In order to evaluate the school-effects at different quantiles, we plot (see Fig. 2) the ranks of the estimated school-effect at the 10th-quantile versus the ranks of the same effect estimated at the 90th-quantile. Obviously, schools with a low rank have a negative effect on the respective score, while schools with high ranks tend to have a high and positive effect on the respective score. The three plots suggest that the school-effect is different at the two extremes of the conditional distribution because the same effect at both quantiles would have produced points aligned on the bisector (dashed line). It is also evident that some schools have a little effect (i.e. low rank) on each of the three scores (science, math and reading) at the higher quantile whereas they ranked very highly at the lower quantile (i.e the school-effect is high and positive). The pattern of these points is very similar in each of the three scores. The reasons for these patterns may be various. One of these reasons may be the result of school policies. For instance, many schools could have implemented policies to help students who perform poorly instead of focusing on policies to maximise the score of high-performing students. Therefore, this sort of equity-focused policies could result in a positive effect on the score of some schools at the lower tail and may disappear at the higher quantiles.

Fig. 2
figure 2

Plot of school random effect ranks (W-MQRE for \(q=0.10, 0.90\)) for science (a), mathematics (b) and reading (c). Solid line refers to the regression line and dashed line to the bisector

Finally, to assess the model fit, we used the two measures of pseudo-\(R^2\) introduced in Sect. 3.3 in Eqs. (6) and (7). The estimated values indicate a good fit for the three models at all quantiles. In particular, the pattern of these two measures is very similar across the quantiles for all the three scores. Indeed, at the centre of the outcome distribution (\(q=0.5\)) we observe higher values than those at the tails (\(q=0.1\) and\(q=0.9\)) and the values of pseudo-\(R_2^2\) are higher than those of pseudo-\(R_1^2\) at each quantile for all scores.

5 Conclusions

This exploratory-correlational study conducted with data from PISA 2015 and based on the W-MQRE regression model proposed by Schirripa Spagnolo et al. (2020) used student performance as the response variable and anxiety index as the main explanatory variable. Other individual and school characteristics are used as control factors in the econometric model. This analysis allows us to elucidate that anxiety plays a crucial role in test scores regardless of the specific area of study, and it negatively impacts individual performance. In this respect, the negative association between anxiety and academic achievement is confirmed. This study adds to the existing literature in this framework not only by assessing the association between a general measure of anxiety and math, reading and science scores; the results further highlight that anxiety has a greater impact on good students. Indeed, as affirmed by Zeidner (1998), test anxiety cannot be explained by a lack of effort or poor exam performance because conscientious and highly motivated students also suffer from its debilitating impact. Consequently, it is reasonable that high-performing students are more worried about achieving poor grades and have a greater fear of failure than low-performing students. The logical conclusion is that anxiety likely leads to underestimation of the true ability of good students. In this respect, a deeper examination of such phenomena should be addressed in the future. As asserted by Kandemir (2013), test anxiety increases with the increase in perfectionist characteristics and performance goals. Coping with anxiety is essential to improving individual performance; moreover, considering that anxiety impacts good students more, reducing the level of anxiety may improve the general educational performance of a country overall.
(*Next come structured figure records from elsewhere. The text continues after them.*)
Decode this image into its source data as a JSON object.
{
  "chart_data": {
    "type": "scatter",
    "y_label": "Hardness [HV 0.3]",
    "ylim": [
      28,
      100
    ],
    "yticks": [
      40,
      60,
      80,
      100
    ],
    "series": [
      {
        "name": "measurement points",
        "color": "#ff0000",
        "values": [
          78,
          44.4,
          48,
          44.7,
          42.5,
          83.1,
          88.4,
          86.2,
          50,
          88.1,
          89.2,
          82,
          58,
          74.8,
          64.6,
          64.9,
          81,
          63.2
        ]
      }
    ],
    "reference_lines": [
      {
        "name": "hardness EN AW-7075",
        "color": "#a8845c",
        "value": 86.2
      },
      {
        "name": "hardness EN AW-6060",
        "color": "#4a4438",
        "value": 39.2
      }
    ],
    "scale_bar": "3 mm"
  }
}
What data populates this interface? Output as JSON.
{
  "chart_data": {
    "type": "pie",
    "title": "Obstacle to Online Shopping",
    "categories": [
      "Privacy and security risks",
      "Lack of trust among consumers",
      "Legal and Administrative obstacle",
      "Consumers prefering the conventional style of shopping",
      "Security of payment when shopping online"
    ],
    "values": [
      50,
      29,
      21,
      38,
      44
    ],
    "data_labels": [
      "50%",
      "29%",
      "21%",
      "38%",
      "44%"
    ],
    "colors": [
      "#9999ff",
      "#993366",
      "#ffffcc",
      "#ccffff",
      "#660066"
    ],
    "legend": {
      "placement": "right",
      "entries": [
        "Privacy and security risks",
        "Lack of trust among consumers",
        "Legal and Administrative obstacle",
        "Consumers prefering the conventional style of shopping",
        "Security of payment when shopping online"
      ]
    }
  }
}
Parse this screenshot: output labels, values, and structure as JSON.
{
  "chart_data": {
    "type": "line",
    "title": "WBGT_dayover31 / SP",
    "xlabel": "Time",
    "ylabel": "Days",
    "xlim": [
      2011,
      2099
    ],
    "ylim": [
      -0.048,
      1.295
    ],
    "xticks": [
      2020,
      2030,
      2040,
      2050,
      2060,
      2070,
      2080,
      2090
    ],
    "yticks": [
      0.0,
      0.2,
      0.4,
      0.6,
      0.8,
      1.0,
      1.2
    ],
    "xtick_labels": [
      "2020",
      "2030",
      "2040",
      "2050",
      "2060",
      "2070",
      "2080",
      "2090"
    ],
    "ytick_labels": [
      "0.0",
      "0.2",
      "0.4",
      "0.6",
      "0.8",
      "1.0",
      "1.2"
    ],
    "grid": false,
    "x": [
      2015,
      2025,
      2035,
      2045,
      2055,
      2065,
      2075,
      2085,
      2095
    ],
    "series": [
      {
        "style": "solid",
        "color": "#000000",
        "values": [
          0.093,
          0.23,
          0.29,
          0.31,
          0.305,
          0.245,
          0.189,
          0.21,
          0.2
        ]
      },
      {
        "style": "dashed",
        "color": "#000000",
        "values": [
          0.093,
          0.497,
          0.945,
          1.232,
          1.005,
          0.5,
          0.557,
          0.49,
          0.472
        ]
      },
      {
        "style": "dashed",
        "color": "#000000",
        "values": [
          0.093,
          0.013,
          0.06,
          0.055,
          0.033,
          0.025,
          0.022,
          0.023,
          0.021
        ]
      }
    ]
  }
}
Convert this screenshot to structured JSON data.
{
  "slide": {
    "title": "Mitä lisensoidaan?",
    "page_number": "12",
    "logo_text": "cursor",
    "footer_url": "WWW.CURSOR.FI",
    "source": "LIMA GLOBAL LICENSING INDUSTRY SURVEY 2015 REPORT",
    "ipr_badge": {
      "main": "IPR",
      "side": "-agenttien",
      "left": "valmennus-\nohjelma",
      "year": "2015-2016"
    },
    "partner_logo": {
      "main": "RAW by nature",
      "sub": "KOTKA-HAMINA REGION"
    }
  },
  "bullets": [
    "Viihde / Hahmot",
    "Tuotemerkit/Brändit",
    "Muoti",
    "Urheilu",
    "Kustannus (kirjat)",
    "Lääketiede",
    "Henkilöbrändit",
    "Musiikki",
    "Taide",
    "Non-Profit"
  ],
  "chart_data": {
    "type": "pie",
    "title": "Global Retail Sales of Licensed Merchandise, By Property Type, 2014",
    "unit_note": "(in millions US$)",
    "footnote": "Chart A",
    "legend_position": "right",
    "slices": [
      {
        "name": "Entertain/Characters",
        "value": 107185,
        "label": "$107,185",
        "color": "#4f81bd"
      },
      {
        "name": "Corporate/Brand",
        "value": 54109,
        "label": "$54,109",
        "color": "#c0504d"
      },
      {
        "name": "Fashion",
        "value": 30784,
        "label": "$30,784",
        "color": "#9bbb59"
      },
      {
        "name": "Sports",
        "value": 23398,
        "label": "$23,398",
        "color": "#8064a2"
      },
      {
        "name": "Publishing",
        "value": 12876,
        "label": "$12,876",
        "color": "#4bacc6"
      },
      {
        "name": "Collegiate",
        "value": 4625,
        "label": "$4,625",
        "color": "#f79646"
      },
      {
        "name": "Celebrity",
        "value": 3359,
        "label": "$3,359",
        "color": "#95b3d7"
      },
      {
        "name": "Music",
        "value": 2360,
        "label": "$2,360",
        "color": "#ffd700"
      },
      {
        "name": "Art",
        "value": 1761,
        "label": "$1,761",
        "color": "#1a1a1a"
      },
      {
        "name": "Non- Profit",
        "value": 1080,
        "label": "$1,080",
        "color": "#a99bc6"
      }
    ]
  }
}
Teachers are key in reducing anxiety. It is fundamental for teachers to recognise that anxiety has a larger effect on the best-performing students and to give them adequate support to lessen it. More important than offering individual help is building good relationships with all students and improving the school environment. Additionally, parents can help children to manage anxiety by encouraging them to have more faith in their ability to accomplish school tasks (OECD 2016b).